UNSpecial N° 602 — Décembre – December 2001
 

Coupable de parti pris sexiste

Peter Ozorio, WHO

De notre temps, toute accusation de discrimination était imputée au racisme ou, si la victime était une femme, au sexisme. Depuis, les choses ont bien changé. Le 31 janvier dernier, le Tribunal administratif de l’OIT a jugé l’Administration de l’OMS coupable de parti pris sexiste à l’endroit d’un collègue de Washington. La décision s’articule essentiellement autour des trois éléments suivants du jugement n°2004: «Le Cabinet (de l’OMS) a décidé de faire en sorte que 6 nouvelles recrues sur 10 soient des femmes jusqu’à ce qu’on obtienne la parité.» Discours du DG, 2 mars 1999. «... il fallait surmonter l’obstacle lié à la promotion de la parité»», («... there was a gender mountain ta climb) a déclaré la Directrice exécutive du Groupe organique pour l’Administration (GMG), à propos des chances de Mark S. Matthews, Chef, Budget et Finance, AMRO, classe P.6, de devenir directeur du Département des services financiers, classe D.2 à Genève.

  «Les membres du personnel seront choisis sans distinction de race, de croyance ou de sexe». Article 4.3 du Statut du personnel.

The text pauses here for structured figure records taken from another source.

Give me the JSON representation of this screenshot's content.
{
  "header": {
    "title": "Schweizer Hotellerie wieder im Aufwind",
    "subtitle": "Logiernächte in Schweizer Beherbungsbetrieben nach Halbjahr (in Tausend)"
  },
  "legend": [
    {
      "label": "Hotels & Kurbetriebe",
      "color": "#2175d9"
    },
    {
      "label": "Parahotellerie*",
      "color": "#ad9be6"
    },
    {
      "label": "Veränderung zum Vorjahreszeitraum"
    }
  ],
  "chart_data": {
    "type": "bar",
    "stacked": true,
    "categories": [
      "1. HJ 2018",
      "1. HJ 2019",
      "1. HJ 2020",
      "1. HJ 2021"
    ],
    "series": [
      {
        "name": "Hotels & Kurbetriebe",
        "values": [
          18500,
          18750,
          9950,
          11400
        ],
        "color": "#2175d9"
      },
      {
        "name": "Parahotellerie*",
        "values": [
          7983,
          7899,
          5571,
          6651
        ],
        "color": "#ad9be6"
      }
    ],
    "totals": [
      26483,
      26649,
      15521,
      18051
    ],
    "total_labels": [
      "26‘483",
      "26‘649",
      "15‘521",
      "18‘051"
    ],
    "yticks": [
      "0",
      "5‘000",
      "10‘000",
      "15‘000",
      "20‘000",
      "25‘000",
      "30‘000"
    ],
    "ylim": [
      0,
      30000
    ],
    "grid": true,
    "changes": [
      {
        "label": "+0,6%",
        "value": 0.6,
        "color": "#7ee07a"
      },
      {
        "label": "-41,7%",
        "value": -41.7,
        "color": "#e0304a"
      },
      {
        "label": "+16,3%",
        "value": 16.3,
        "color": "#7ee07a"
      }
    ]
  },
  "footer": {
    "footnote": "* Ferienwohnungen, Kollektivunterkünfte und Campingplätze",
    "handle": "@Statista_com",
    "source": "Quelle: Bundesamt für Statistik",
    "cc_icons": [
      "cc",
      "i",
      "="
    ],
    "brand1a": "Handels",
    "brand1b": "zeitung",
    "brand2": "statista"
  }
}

Dans la première affaire de discrimination à rebours survenue à l’OMS et probablement dans l’ensemble du système onusien, un fonctionnaire de 53 ans a contesté, avec succès, une décision entachée de partialité sexiste prise à son endroit, et s’est vu attribuer 5.000 dollars pour tort moral et 1.000 dollars de dépens satisfaisant, mais sans plus, même à notre époque, compte tenu du préjudice subi.

«II n’y a rien de condamnable à adopter une politique visant à instaurer la parité hommes/femmes... Mais on ne peut mettre en œuvre cette politique par la voie de quotas et en procédant a une discrimination à rebours», a dit le Tribunal, critiquant ainsi l’Administration, et laissant entendre que ses moyens ne justifiaient pas les fins.

La désormais célèbre déclaration «mountains» de la Directrice exécutive GMG «était tout à fait irresponsable» a estimé le Tribunal et «c’est à juste titre que le Comité d’appel du Siège a réprouvé cette remarque». Ladite directrice avait également recommandé de choisir une femme, désignée sous les initiales de Mme W., candidate externe, pour remédier à la sous-représentation des femmes au sein du GMG, ce qui a conduit le Tribunal à décider que l’OMS «devra organiser un autre concours auquel Mme W. pourra, bien entendu, être candidate.»

En tout, il y avait eu quelque 650 candidats dont six furent présélectionnés. Ceux-ci passèrent un examen écrit, mais cinq seulement eurent ensuite un entretien de vive voix. Le requérant fut le seul à être interrogé par vidéo conférence, ce qui, de l'avis du Tribunal, peut s’interpréter comme une inégalité de traitement. D’une manière générale, le Tribunal a dit ne disposer «d’aucun moyen d’évaluer l’équité de la méthode ayant conduit à ces résultats».

De même, exception faite du requérant, aucune des parties en cause n’a été désignée nommément, comme c’était auparavant l’usage. Seuls apparaissent leur titre ou, presque par euphémisme, leurs initiales; «Mme W.» et, s’agissant des deux autres candidats, «M. A.» et «M. S.».

D’autres échos ne devraient pas tarder.